DeepSeek-V4-Pro supports three reasoning regimes. The proxy translates the inbound model name and (for Anthropic-shaped clients) the output_config.effort field into vLLM chat_template_kwargs for the --tokenizer-mode deepseek_v4 encoder.

Modes at a glance

Mode What it does Triggered by
Think High Default. Emits <think>...</think> block followed by the answer. Any non-suffixed model name without an explicit effort: max/xhigh.
Think Max Think High + the "Reasoning Effort: Absolute maximum…" system-prompt prefix. Use for hard math / proofs / research. output_config.effort: "max" or "xhigh".
Non-think Skips the <think> block entirely; emits a chat-style answer directly. Model name ending with -nonthinking or -nonthink, or exactly DeepSeek-V4-Pro-nonthinking.

Underlying chat_template_kwargs

The vLLM deepseek_v4 tokenizer reads two keys:

{
  "thinking": true | false,        // (or legacy alias enable_thinking)
  "reasoning_effort": "max" | "high" | null
}

The proxy fills these as follows (gated on PROXY_ALIAS_MODEL == DeepSeek-V4-Pro):

Inbound model Inbound output_config.effort Injected chat_template_kwargs
DeepSeek-V4-Pro-nonthinking (any case) (ignored) {"thinking": false}
*-nonthinking, *-nonthink (ignored) {"thinking": false}
any other "max" or "xhigh" {"thinking": true, "reasoning_effort": "max"}
any other "low", "medium", "high", missing, unknown {"thinking": true, "reasoning_effort": "high"}

reasoning_effort: "high" is set explicitly (rather than null) so the template renderer always picks a deliberate budget.

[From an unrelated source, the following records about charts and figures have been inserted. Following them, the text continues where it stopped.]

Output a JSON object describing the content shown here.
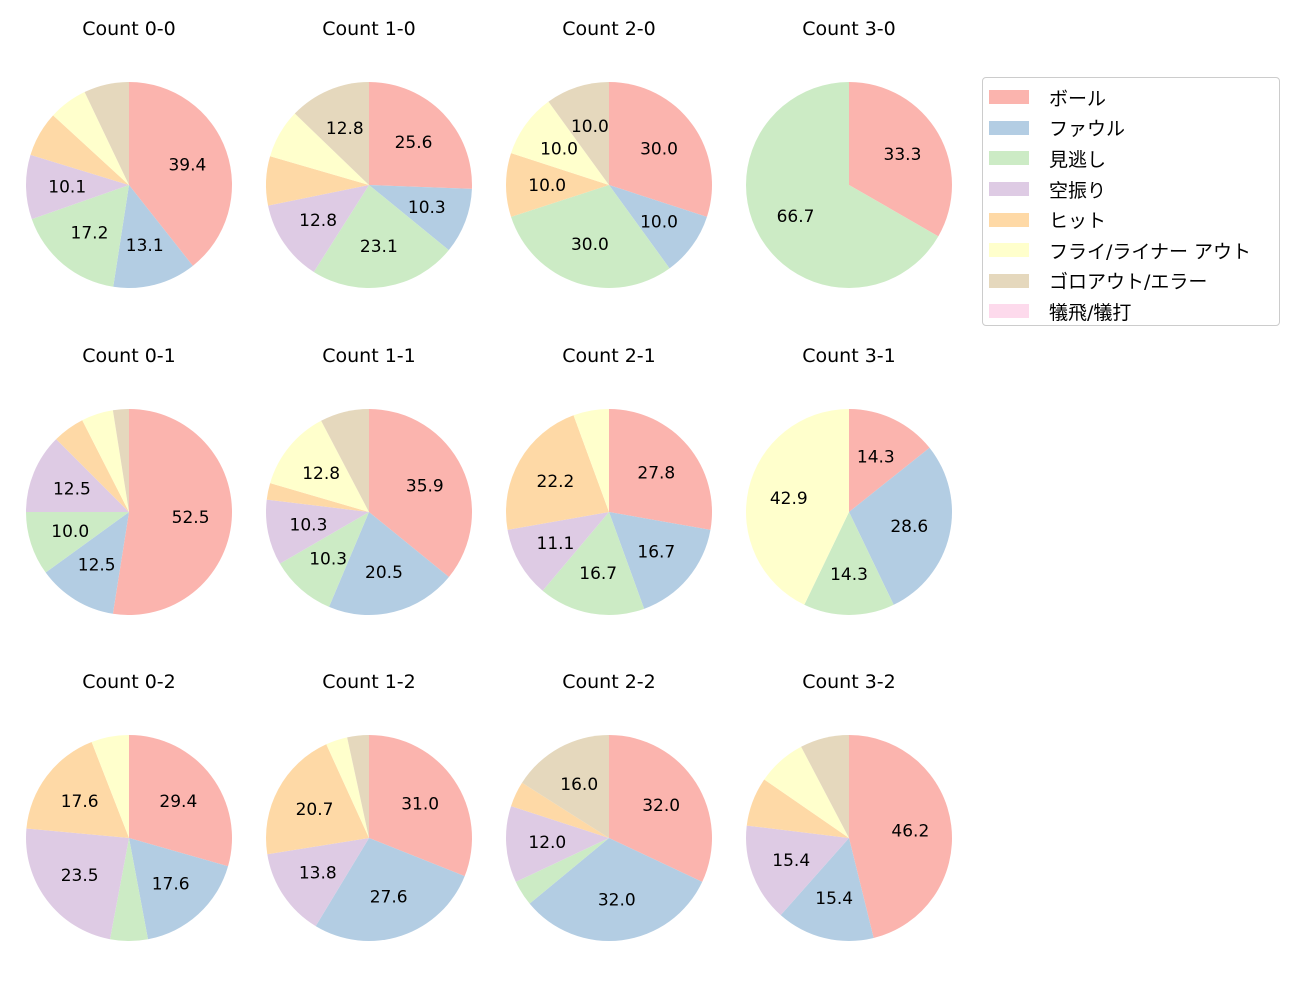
{
  "chart_data": {
    "type": "pie",
    "start_angle": 90,
    "direction": "clockwise",
    "legend_position": "right",
    "categories": [
      "ボール",
      "ファウル",
      "見逃し",
      "空振り",
      "ヒット",
      "フライ/ライナー アウト",
      "ゴロアウト/エラー",
      "犠飛/犠打"
    ],
    "colors": [
      "#fbb4ae",
      "#b3cde3",
      "#ccebc5",
      "#decbe4",
      "#fed9a6",
      "#ffffcc",
      "#e5d8bd",
      "#fddaec"
    ],
    "label_min_percent": 10,
    "charts": [
      {
        "title": "Count 0-0",
        "values": [
          39.4,
          13.1,
          17.2,
          10.1,
          7.1,
          6.1,
          7.1,
          0
        ]
      },
      {
        "title": "Count 1-0",
        "values": [
          25.6,
          10.3,
          23.1,
          12.8,
          7.7,
          7.7,
          12.8,
          0
        ]
      },
      {
        "title": "Count 2-0",
        "values": [
          30.0,
          10.0,
          30.0,
          0,
          10.0,
          10.0,
          10.0,
          0
        ]
      },
      {
        "title": "Count 3-0",
        "values": [
          33.3,
          0,
          66.7,
          0,
          0,
          0,
          0,
          0
        ]
      },
      {
        "title": "Count 0-1",
        "values": [
          52.5,
          12.5,
          10.0,
          12.5,
          5.0,
          5.0,
          2.5,
          0
        ]
      },
      {
        "title": "Count 1-1",
        "values": [
          35.9,
          20.5,
          10.3,
          10.3,
          2.6,
          12.8,
          7.7,
          0
        ]
      },
      {
        "title": "Count 2-1",
        "values": [
          27.8,
          16.7,
          16.7,
          11.1,
          22.2,
          5.6,
          0,
          0
        ]
      },
      {
        "title": "Count 3-1",
        "values": [
          14.3,
          28.6,
          14.3,
          0,
          0,
          42.9,
          0,
          0
        ]
      },
      {
        "title": "Count 0-2",
        "values": [
          29.4,
          17.6,
          5.9,
          23.5,
          17.6,
          5.9,
          0,
          0
        ]
      },
      {
        "title": "Count 1-2",
        "values": [
          31.0,
          27.6,
          0,
          13.8,
          20.7,
          3.4,
          3.4,
          0
        ]
      },
      {
        "title": "Count 2-2",
        "values": [
          32.0,
          32.0,
          4.0,
          12.0,
          4.0,
          0,
          16.0,
          0
        ]
      },
      {
        "title": "Count 3-2",
        "values": [
          46.2,
          15.4,
          0,
          15.4,
          7.7,
          7.7,
          7.7,
          0
        ]
      }
    ]
  }
}
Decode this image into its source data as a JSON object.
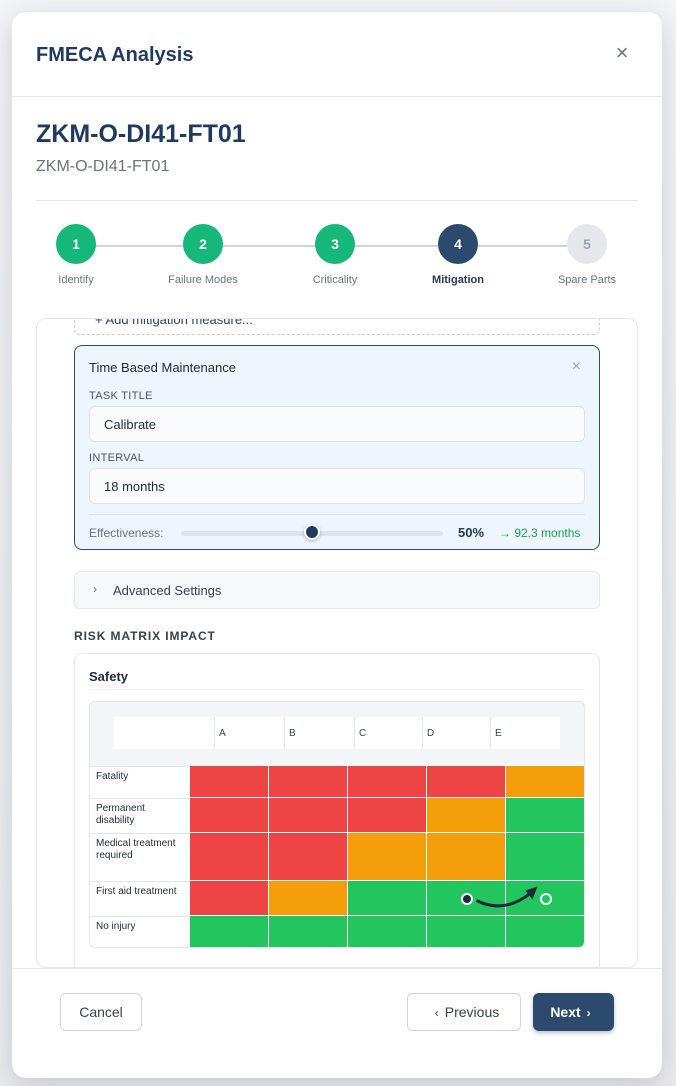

Client-supplied chat_template_kwargs keys win — the proxy only fills what's missing. So if a request already says "chat_template_kwargs": {"thinking": false}, the proxy will not override it.

Worked examples

POST /v1/chat/completions
{
  "model": "DeepSeek-V4-Pro",
  "messages": [{"role": "user", "content": "Plan a refactor"}]
}

Becomes, on the wire to vLLM:

{
  "model": "DeepSeek-V4-Pro",
  "messages": [...],
  "chat_template_kwargs": {"thinking": true, "reasoning_effort": "high"}
}
POST /v1/chat/completions
{
  "model": "DeepSeek-V4-Pro",
  "output_config": {"effort": "max"},
  "messages": [{"role": "user", "content": "Prove that..."}]
}

Becomes:

{
  "chat_template_kwargs": {"thinking": true, "reasoning_effort": "max"}
}

A "Reasoning Effort: Absolute maximum…" prefix is prepended to the prompt at message index 0.

POST /v1/chat/completions
{
  "model": "DeepSeek-V4-Pro-nonthinking",
  "messages": [{"role": "user", "content": "What's 2+2?"}]
}

Becomes:

{
  "model": "DeepSeek-V4-Pro",
  "chat_template_kwargs": {"thinking": false}
}

The model name is rewritten to canonical (vLLM doesn't actually serve the -nonthinking variant); the encoder consumes thinking: false and emits the summary directly.

Anthropic-shape compatibility

When using /v1/messages, the Anthropic-native thinking: {"type": "enabled", "budget_tokens": N} block is forwarded verbatim to the backend. It does not override chat_template_kwargs; both can coexist (the engine uses the budget value from thinking.budget_tokens and the regime from chat_template_kwargs.thinking).

For Claude Code clients, the cds shell wrapper (see project repo zshrc) already pins ANTHROPIC_DEFAULT_*_MODEL=DeepSeek-V4-Pro, so the proxy receives DeepSeek-V4-Pro regardless of which Claude tier the client thinks it is invoking.